Recently, I spoke to a relatively large gathering on the subject of manhood and initiation — no doubt a taboo subject today that may already have one or two readers tut-tutting with disapproval.
To be clear, by “manhood” I don’t mean exaggerated, macho behavior, boozing and fighting in nightclubs, leering at women, or any of the modern cliches that society seems to think is the essence of being a man. I am referring to — and spoke about — ideas of manhood from tribal society (especially ritual initiation into manhood, which can be found in every culture from African tribes to European ones) to classical civilizations (most notably the Confucian idea of the superior man, the Chun Tzu).
What struck me was that a few men expressed to me real frustration and anger that, as they saw it, manhood was being devalued and men — for no other reason than being men — were being undermined and attacked by society. It seemed to them that every gender had a right to express themselves and to be respected, except men.
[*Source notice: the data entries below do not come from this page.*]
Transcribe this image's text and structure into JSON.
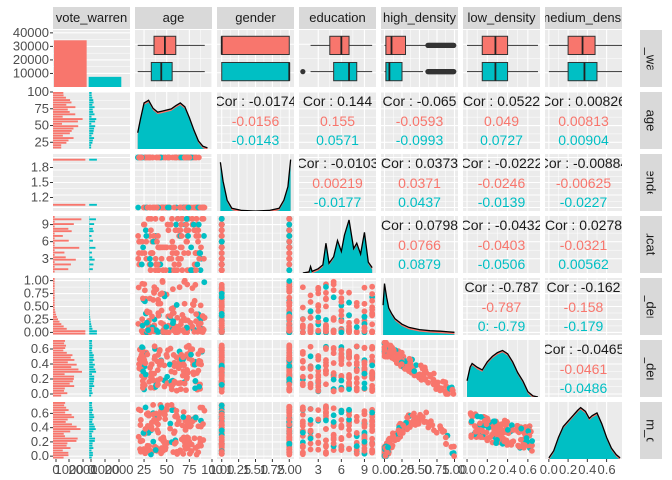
{
  "chart_data": {
    "type": "scatter",
    "variables": [
      "vote_warren",
      "age",
      "gender",
      "education",
      "high_density",
      "low_density",
      "medium_density"
    ],
    "column_strips": [
      "vote_warren",
      "age",
      "gender",
      "education",
      "high_density",
      "low_density",
      "medium_densit"
    ],
    "row_strips": [
      "ote_warre",
      "age",
      "gender",
      "education",
      "igh_densit",
      "ow_densit",
      "dium_den"
    ],
    "groups": [
      {
        "name": "0",
        "color": "#F8766D"
      },
      {
        "name": "1",
        "color": "#00BFC4"
      }
    ],
    "axes": [
      {
        "range": [
          0,
          2
        ],
        "ticks": [],
        "tick_labels": []
      },
      {
        "range": [
          15,
          100
        ],
        "ticks": [
          25,
          50,
          75,
          100
        ],
        "tick_labels": [
          "25",
          "50",
          "75",
          "100"
        ]
      },
      {
        "range": [
          0.93,
          2.07
        ],
        "ticks": [
          1,
          1.25,
          1.5,
          1.75,
          2
        ],
        "tick_labels": [
          "1.00",
          "1.25",
          "1.50",
          "1.75",
          "2.00"
        ]
      },
      {
        "range": [
          0.5,
          10.5
        ],
        "ticks": [
          3,
          6,
          9
        ],
        "tick_labels": [
          "3",
          "6",
          "9"
        ]
      },
      {
        "range": [
          -0.05,
          1.05
        ],
        "ticks": [
          0,
          0.25,
          0.5,
          0.75,
          1
        ],
        "tick_labels": [
          "0.00",
          "0.25",
          "0.50",
          "0.75",
          "1.00"
        ]
      },
      {
        "range": [
          -0.04,
          0.72
        ],
        "ticks": [
          0,
          0.2,
          0.4,
          0.6
        ],
        "tick_labels": [
          "0.0",
          "0.2",
          "0.4",
          "0.6"
        ]
      },
      {
        "range": [
          -0.04,
          0.76
        ],
        "ticks": [
          0,
          0.2,
          0.4,
          0.6
        ],
        "tick_labels": [
          "0.0",
          "0.2",
          "0.4",
          "0.6"
        ]
      }
    ],
    "first_col_x_labels": [
      "0",
      "1000",
      "2000",
      "0",
      "1000",
      "2000"
    ],
    "bar_counts": {
      "range": [
        0,
        40000
      ],
      "ticks": [
        10000,
        20000,
        30000,
        40000
      ],
      "tick_labels": [
        "10000",
        "20000",
        "30000",
        "40000"
      ],
      "values": [
        34500,
        7500
      ]
    },
    "gender_ticks": {
      "ticks": [
        1.2,
        1.5,
        1.8
      ],
      "tick_labels": [
        "1.2",
        "1.5",
        "1.8"
      ]
    },
    "boxplots": [
      {
        "var": "age",
        "box": [
          [
            36,
            48,
            60
          ],
          [
            33,
            44,
            56
          ]
        ],
        "whisker": [
          [
            18,
            92
          ],
          [
            18,
            92
          ]
        ]
      },
      {
        "var": "gender",
        "box": [
          [
            1,
            1,
            2
          ],
          [
            1,
            2,
            2
          ]
        ],
        "whisker": [
          [
            1,
            2
          ],
          [
            1,
            2
          ]
        ]
      },
      {
        "var": "education",
        "box": [
          [
            4.5,
            6,
            7
          ],
          [
            5,
            7,
            8
          ]
        ],
        "whisker": [
          [
            2,
            10
          ],
          [
            2,
            10
          ]
        ]
      },
      {
        "var": "high_density",
        "box": [
          [
            0.02,
            0.1,
            0.3
          ],
          [
            0.02,
            0.07,
            0.25
          ]
        ],
        "whisker": [
          [
            0,
            0.6
          ],
          [
            0,
            0.55
          ]
        ]
      },
      {
        "var": "low_density",
        "box": [
          [
            0.15,
            0.28,
            0.4
          ],
          [
            0.15,
            0.28,
            0.4
          ]
        ],
        "whisker": [
          [
            0,
            0.7
          ],
          [
            0,
            0.7
          ]
        ]
      },
      {
        "var": "medium_density",
        "box": [
          [
            0.2,
            0.35,
            0.48
          ],
          [
            0.2,
            0.37,
            0.5
          ]
        ],
        "whisker": [
          [
            0,
            0.76
          ],
          [
            0,
            0.76
          ]
        ]
      }
    ],
    "correlations": [
      {
        "row": 1,
        "col": 2,
        "overall": "Cor : -0.0174",
        "g0": "-0.0156",
        "g1": "-0.0143"
      },
      {
        "row": 1,
        "col": 3,
        "overall": "Cor : 0.144",
        "g0": "0.155",
        "g1": "0.0571"
      },
      {
        "row": 1,
        "col": 4,
        "overall": "Cor : -0.065",
        "g0": "-0.0593",
        "g1": "-0.0993"
      },
      {
        "row": 1,
        "col": 5,
        "overall": "Cor : 0.0522",
        "g0": "0.049",
        "g1": "0.0727"
      },
      {
        "row": 1,
        "col": 6,
        "overall": "Cor : 0.00826",
        "g0": "0.00813",
        "g1": "0.00904"
      },
      {
        "row": 2,
        "col": 3,
        "overall": "Cor : -0.0103",
        "g0": "0.00219",
        "g1": "-0.0177"
      },
      {
        "row": 2,
        "col": 4,
        "overall": "Cor : 0.0373",
        "g0": "0.0371",
        "g1": "0.0437"
      },
      {
        "row": 2,
        "col": 5,
        "overall": "Cor : -0.0222",
        "g0": "-0.0246",
        "g1": "-0.0139"
      },
      {
        "row": 2,
        "col": 6,
        "overall": "Cor : -0.00884",
        "g0": "-0.00625",
        "g1": "-0.0227"
      },
      {
        "row": 3,
        "col": 4,
        "overall": "Cor : 0.0798",
        "g0": "0.0766",
        "g1": "0.0879"
      },
      {
        "row": 3,
        "col": 5,
        "overall": "Cor : -0.0432",
        "g0": "-0.0403",
        "g1": "-0.0506"
      },
      {
        "row": 3,
        "col": 6,
        "overall": "Cor : 0.0278",
        "g0": "-0.0321",
        "g1": "0.00562"
      },
      {
        "row": 4,
        "col": 5,
        "overall": "Cor : -0.787",
        "g0": "-0.787",
        "g1": "0: -0.79"
      },
      {
        "row": 4,
        "col": 6,
        "overall": "Cor : -0.162",
        "g0": "-0.158",
        "g1": "-0.179"
      },
      {
        "row": 5,
        "col": 6,
        "overall": "Cor : -0.0465",
        "g0": "-0.0461",
        "g1": "-0.0486"
      }
    ],
    "densities": [
      {
        "var": "age",
        "points": [
          [
            18,
            0.3
          ],
          [
            21,
            0.55
          ],
          [
            25,
            0.85
          ],
          [
            30,
            0.9
          ],
          [
            35,
            0.75
          ],
          [
            40,
            0.68
          ],
          [
            45,
            0.7
          ],
          [
            50,
            0.72
          ],
          [
            55,
            0.74
          ],
          [
            60,
            0.8
          ],
          [
            65,
            0.85
          ],
          [
            70,
            0.78
          ],
          [
            75,
            0.58
          ],
          [
            80,
            0.35
          ],
          [
            85,
            0.15
          ],
          [
            90,
            0.05
          ],
          [
            95,
            0.02
          ]
        ]
      },
      {
        "var": "gender",
        "points": [
          [
            0.98,
            0.9
          ],
          [
            1.02,
            0.55
          ],
          [
            1.08,
            0.2
          ],
          [
            1.15,
            0.05
          ],
          [
            1.3,
            0.01
          ],
          [
            1.5,
            0.0
          ],
          [
            1.7,
            0.01
          ],
          [
            1.85,
            0.05
          ],
          [
            1.92,
            0.2
          ],
          [
            1.98,
            0.45
          ],
          [
            2.02,
            0.95
          ]
        ]
      },
      {
        "var": "education",
        "points": [
          [
            1,
            0
          ],
          [
            1.8,
            0.02
          ],
          [
            2,
            0.12
          ],
          [
            2.2,
            0.03
          ],
          [
            3,
            0.08
          ],
          [
            3.6,
            0.15
          ],
          [
            4,
            0.55
          ],
          [
            4.4,
            0.18
          ],
          [
            5,
            0.3
          ],
          [
            5.5,
            0.6
          ],
          [
            6,
            0.4
          ],
          [
            6.4,
            0.7
          ],
          [
            7,
            0.98
          ],
          [
            7.6,
            0.45
          ],
          [
            8,
            0.55
          ],
          [
            8.5,
            0.35
          ],
          [
            9,
            0.75
          ],
          [
            9.5,
            0.2
          ],
          [
            10,
            0.1
          ]
        ]
      },
      {
        "var": "high_density",
        "points": [
          [
            -0.02,
            0.55
          ],
          [
            0,
            0.95
          ],
          [
            0.03,
            0.7
          ],
          [
            0.06,
            0.5
          ],
          [
            0.1,
            0.4
          ],
          [
            0.15,
            0.3
          ],
          [
            0.25,
            0.2
          ],
          [
            0.35,
            0.14
          ],
          [
            0.5,
            0.1
          ],
          [
            0.65,
            0.08
          ],
          [
            0.8,
            0.07
          ],
          [
            0.9,
            0.06
          ],
          [
            1,
            0.05
          ]
        ]
      },
      {
        "var": "low_density",
        "points": [
          [
            0,
            0.3
          ],
          [
            0.03,
            0.55
          ],
          [
            0.05,
            0.62
          ],
          [
            0.1,
            0.55
          ],
          [
            0.15,
            0.5
          ],
          [
            0.2,
            0.65
          ],
          [
            0.25,
            0.75
          ],
          [
            0.3,
            0.82
          ],
          [
            0.35,
            0.86
          ],
          [
            0.4,
            0.8
          ],
          [
            0.45,
            0.65
          ],
          [
            0.5,
            0.45
          ],
          [
            0.55,
            0.3
          ],
          [
            0.6,
            0.1
          ],
          [
            0.65,
            0.02
          ],
          [
            0.7,
            0
          ]
        ]
      },
      {
        "var": "medium_density",
        "points": [
          [
            0,
            0.02
          ],
          [
            0.05,
            0.15
          ],
          [
            0.1,
            0.4
          ],
          [
            0.15,
            0.6
          ],
          [
            0.2,
            0.7
          ],
          [
            0.25,
            0.8
          ],
          [
            0.3,
            0.9
          ],
          [
            0.33,
            0.95
          ],
          [
            0.38,
            0.88
          ],
          [
            0.42,
            0.75
          ],
          [
            0.45,
            0.8
          ],
          [
            0.5,
            0.85
          ],
          [
            0.55,
            0.65
          ],
          [
            0.6,
            0.4
          ],
          [
            0.65,
            0.2
          ],
          [
            0.7,
            0.08
          ],
          [
            0.74,
            0.02
          ]
        ]
      }
    ],
    "grid": true,
    "legend": "none"
  }
}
And let’s be honest, we’ve all seen it: In a kind live action role playing of the SCUM Manifesto, when not marching topless to “free the nipple” (a movement that I’ve seen shared mostly by men on social media, admittedly) or going on “slut walks,” or embracing “ironic man-hating,” some modern-day “feminists” have, with apparent seriousness, declared that “all men are rapists,” and will tweet and vlog that men should be killed — well, maybe not all of us, but at least the “retards” among us.
Let’s waste no more time on this mental pollution, and let’s acknowledge something right now: the media (including social media pundits) will always promote the most extreme cases on both the Left and the Right, and will exaggerate and take out of context whenever possible. Their job is either to sell newspapers or to get you to click, click, click on their blogs so that Google will reward them in “organic search results.” Their job isn’t to carefully weigh up the evidence, put things in context, or to present a balanced, informed, and nuanced view. That’s really your job, and mine, if we really do want to have a good understanding of the world we live in.
(If you want to know how accurate the “news” is, my advice is to read ten or more academic books on the subjects you’re following, whether that’s terrorism, the environment, religion, or something else. That will give you some basis to be able to spot inaccuracies, half-truths, and things that may be reported correctly but that, without a solid understanding of the subject, will be taken the wrong way.)
But my point isn’t about the media or blogs, or about feminism. People can protest, go topless in the streets, or paint the word “slut” on their torso, or say offensive things. That’s their right to freedom of expression, and I defend it.
This article is about our reaction to what, for more than a few men, can feel like a mental onslaught. Some seem to have given up on women altogether, hence the emergence of the “Men Going Their Own Way” (MGTOW) movement. Some see and read of the above sort of anti-man activism and start to feel that men are victims. Then, when they hear of an alleged rape on campus, for example, they are inclined to be suspicious.
However, we can’t hand our emotional life over to the hacks and hysterics of the world. And we can’t react against what hurts or seeks to degrade us by degrading ourselves or lowering our standards. Yes, it is true that there have been false media reports of rape, and even media witch hunts of young men later found to be completely innocent. But that doesn’t mean that women aren’t raped, sexually harassed, or assaulted.
As a man, I know that women can treat men badly. But as someone who has had many female friends over the years, I’m always amazed at how men can mess women around, as well. More than anything, though, I’ve been shocked at how many close female friends have told me of being raped, gang raped, sexually assaulted, or groped, over the years. I can only think of one woman that went to the police, but I have known many that suffered from the experience for years afterward.
Personally, I don’t want to be around, or to waste my time reading the thoughts of, women that want to #KillAllMen, just as I don’t want to be around men who think of women as little more than sexual objects.
The tribal initiation of boys into manhood exposed them to the sacred teachings of the tribe — how the Creator god or goddess had made the world, and how men and women embodied the Divine Masculine and Divine Feminine. As with classical civilizations, the Superior Man was one that knew the soft and the hard arts — poetry and war. He defended his male comrades in battle and defended the women of the tribe and of his family. While women have often been seen as part of the booty of war, the nobler military officer has refused to allow them to be abused.
Today, most women will defend men against accusations that we’re all rapists or that we should all be killed. Indeed, most women think such inflammatory rhetoric is crazy. Likewise, most men want to defend women against sexual violence and even just against being treated disrespectfully or as somehow less than the men in their group. But men can forget that when they see or read about the latest anti-man activism.
Ignore the haters. Let the political see men and women through the lens of ideology. It’s their loss, not yours.
Instead of allowing yourself to be manipulated into lowering your standards, or “going your own way,” remember your noble, higher Self — the Self that likes and values women, and that instinctively wants to defend them against violence or degradation. Instead of being angered by angry — and, possibly, mentally unbalanced — individuals, form or get involved with tight-knit groups in which the men and women see each other as comrades, defend and encourage the best in each other, and find what is sacred in each other.